Monday, March 20, 2006

"These kids and their-- uh, MY-- friggin' music!!"

I work in a college library, so I see a lot of 17-24 year old kids, and I've noticed more than ever that music that was popular back when I was that age (adolescence, roughly 1977-1988, also known as the Golden Age Of Music, haha) is still popular with kids that age.

To wit: as I sit here at my desk on the library floor, there is a 19-year-old girl sitting in the lounge area, her bookbag emblazoned with a PINK FLOYD patch... in other words, she's a fan of a band that not only made its last meaningful record and (for all intents and purposes) broke up several years before she was even BORN... but a band with band members who are old enough to be not only her parents, but her GRANDPARENTS.

I mean, have you seen a picture of Syd Barrett lately?

When I was that age (ahem!) most kids my age didn't listen to ANYTHING that our parents were into... there were a few weirdos (most of them my friends) whose parents were into classical and passed THAT along to them... but we really didn't know anyone whose parents were cool enough (or young enough) to have caught even the first wave of rock and roll. To most of them, rock 'n' roll smelled phony and false... a music sung, played, and written for the most part by cretinous goons and by means of its almost imbecilic reiteration, and sly, lewd, in plain fact, dirty lyrics managed to be the martial music of every sideburned delinquent on the face of the earth.... the most brutal, ugly, desperate, vicious form of expression it was their misfortune to hear. And we didn't much care for THEIR music either. It wasn't until I got into college that I actually started listening to my Dad's favorite, Frank Sinatra.

Contrast that with today. If you're my age (35-50) you can pretty much name ANY band or artist you were into at that age (13-24) and you'll see kids that age sporting the gear, clothes and swag and, if you were to pry into their iPod playlists, you'd probably hear some pretty familiar stuff... Beatles, Ramones, Black Flag, the Doors, Led Zep, Bob Marley... all acts that (again) were pretty much HISTORY before most college kids were even born.

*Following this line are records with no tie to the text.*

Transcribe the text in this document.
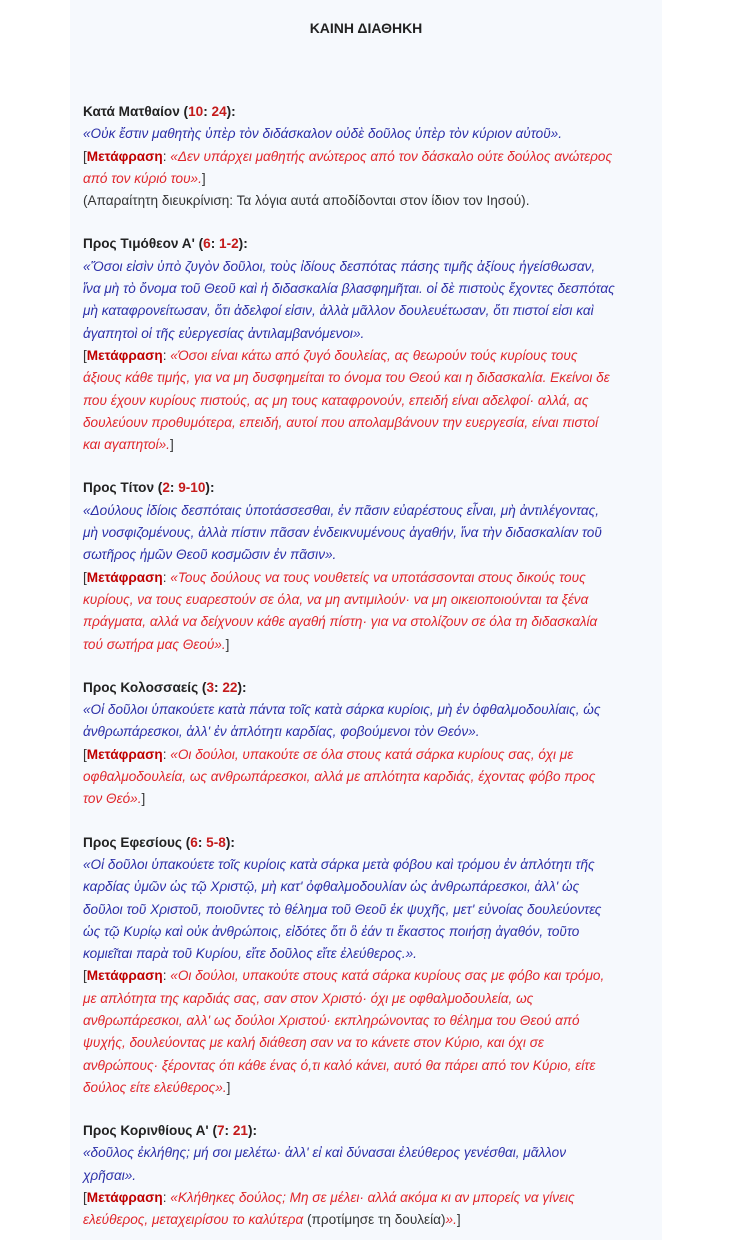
ΚΑΙΝΗ ΔΙΑΘΗΚΗ
Κατά Ματθαίον (10: 24):
«Οὐκ ἔστιν μαθητὴς ὑπὲρ τὸν διδάσκαλον οὐδὲ δοῦλος ὑπὲρ τὸν κύριον αὐτοῦ».
[Μετάφραση: «Δεν υπάρχει μαθητής ανώτερος από τον δάσκαλο ούτε δούλος ανώτερος
από τον κύριό του».]
(Απαραίτητη διευκρίνιση: Τα λόγια αυτά αποδίδονται στον ίδιον τον Ιησού).
Προς Τιμόθεον Α' (6: 1-2):
«Ὅσοι εἰσὶν ὑπὸ ζυγὸν δοῦλοι, τοὺς ἰδίους δεσπότας πάσης τιμῆς ἀξίους ἡγείσθωσαν,
ἵνα μὴ τὸ ὄνομα τοῦ Θεοῦ καὶ ἡ διδασκαλία βλασφημῆται. οἱ δὲ πιστοὺς ἔχοντες δεσπότας
μὴ καταφρονείτωσαν, ὅτι ἀδελφοί εἰσιν, ἀλλὰ μᾶλλον δουλευέτωσαν, ὅτι πιστοί εἰσι καὶ
ἀγαπητοὶ οἱ τῆς εὐεργεσίας ἀντιλαμβανόμενοι».
[Μετάφραση: «Όσοι είναι κάτω από ζυγό δουλείας, ας θεωρούν τούς κυρίους τους
άξιους κάθε τιμής, για να μη δυσφημείται το όνομα του Θεού και η διδασκαλία. Εκείνοι δε
που έχουν κυρίους πιστούς, ας μη τους καταφρονούν, επειδή είναι αδελφοί· αλλά, ας
δουλεύουν προθυμότερα, επειδή, αυτοί που απολαμβάνουν την ευεργεσία, είναι πιστοί
και αγαπητοί».]
Προς Τίτον (2: 9-10):
«Δούλους ἰδίοις δεσπόταις ὑποτάσσεσθαι, ἐν πᾶσιν εὐαρέστους εἶναι, μὴ ἀντιλέγοντας,
μὴ νοσφιζομένους, ἀλλὰ πίστιν πᾶσαν ἐνδεικνυμένους ἀγαθήν, ἵνα τὴν διδασκαλίαν τοῦ
σωτῆρος ἡμῶν Θεοῦ κοσμῶσιν ἐν πᾶσιν».
[Μετάφραση: «Τους δούλους να τους νουθετείς να υποτάσσονται στους δικούς τους
κυρίους, να τους ευαρεστούν σε όλα, να μη αντιμιλούν· να μη οικειοποιούνται τα ξένα
πράγματα, αλλά να δείχνουν κάθε αγαθή πίστη· για να στολίζουν σε όλα τη διδασκαλία
τού σωτήρα μας Θεού».]
Προς Κολοσσαείς (3: 22):
«Οἱ δοῦλοι ὑπακούετε κατὰ πάντα τοῖς κατὰ σάρκα κυρίοις, μὴ ἐν ὀφθαλμοδουλίαις, ὡς
ἀνθρωπάρεσκοι, ἀλλ' ἐν ἁπλότητι καρδίας, φοβούμενοι τὸν Θεόν».
[Μετάφραση: «Οι δούλοι, υπακούτε σε όλα στους κατά σάρκα κυρίους σας, όχι με
οφθαλμοδουλεία, ως ανθρωπάρεσκοι, αλλά με απλότητα καρδιάς, έχοντας φόβο προς
τον Θεό».]
Προς Εφεσίους (6: 5-8):
«Οἱ δοῦλοι ὑπακούετε τοῖς κυρίοις κατὰ σάρκα μετὰ φόβου καὶ τρόμου ἐν ἁπλότητι τῆς
καρδίας ὑμῶν ὡς τῷ Χριστῷ, μὴ κατ' ὀφθαλμοδουλίαν ὡς ἀνθρωπάρεσκοι, ἀλλ' ὡς
δοῦλοι τοῦ Χριστοῦ, ποιοῦντες τὸ θέλημα τοῦ Θεοῦ ἐκ ψυχῆς, μετ' εὐνοίας δουλεύοντες
ὡς τῷ Κυρίῳ καὶ οὐκ ἀνθρώποις, εἰδότες ὅτι ὃ ἐάν τι ἕκαστος ποιήσῃ ἀγαθόν, τοῦτο
κομιεῖται παρὰ τοῦ Κυρίου, εἴτε δοῦλος εἴτε ἐλεύθερος.».
[Μετάφραση: «Οι δούλοι, υπακούτε στους κατά σάρκα κυρίους σας με φόβο και τρόμο,
με απλότητα της καρδιάς σας, σαν στον Χριστό· όχι με οφθαλμοδουλεία, ως
ανθρωπάρεσκοι, αλλ' ως δούλοι Χριστού· εκπληρώνοντας το θέλημα του Θεού από
ψυχής, δουλεύοντας με καλή διάθεση σαν να το κάνετε στον Κύριο, και όχι σε
ανθρώπους· ξέροντας ότι κάθε ένας ό,τι καλό κάνει, αυτό θα πάρει από τον Κύριο, είτε
δούλος είτε ελεύθερος».]
Προς Κορινθίους Α' (7: 21):
«δοῦλος ἐκλήθης; μή σοι μελέτω· ἀλλ' εἰ καὶ δύνασαι ἐλεύθερος γενέσθαι, μᾶλλον
χρῆσαι».
[Μετάφραση: «Κλήθηκες δούλος; Μη σε μέλει· αλλά ακόμα κι αν μπορείς να γίνεις
ελεύθερος, μεταχειρίσου το καλύτερα (προτίμησε τη δουλεία)».]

This was their PARENTS' music and yet they in their youth have taken ownership of it. Which is cool, but in a way, it seems kind of weird to be sitting here seeing kids still listening and relating to artists and bands I was into before they were even born.

What gives?? More thoughts on this as they come to me...

1 Comments:

Blogger Max said...

Addendum...

Replace "rock and roll" with "hip hop" in the Sinatra quote and you've got the attitude of most of my contemporaries (the 35-50 age bracket).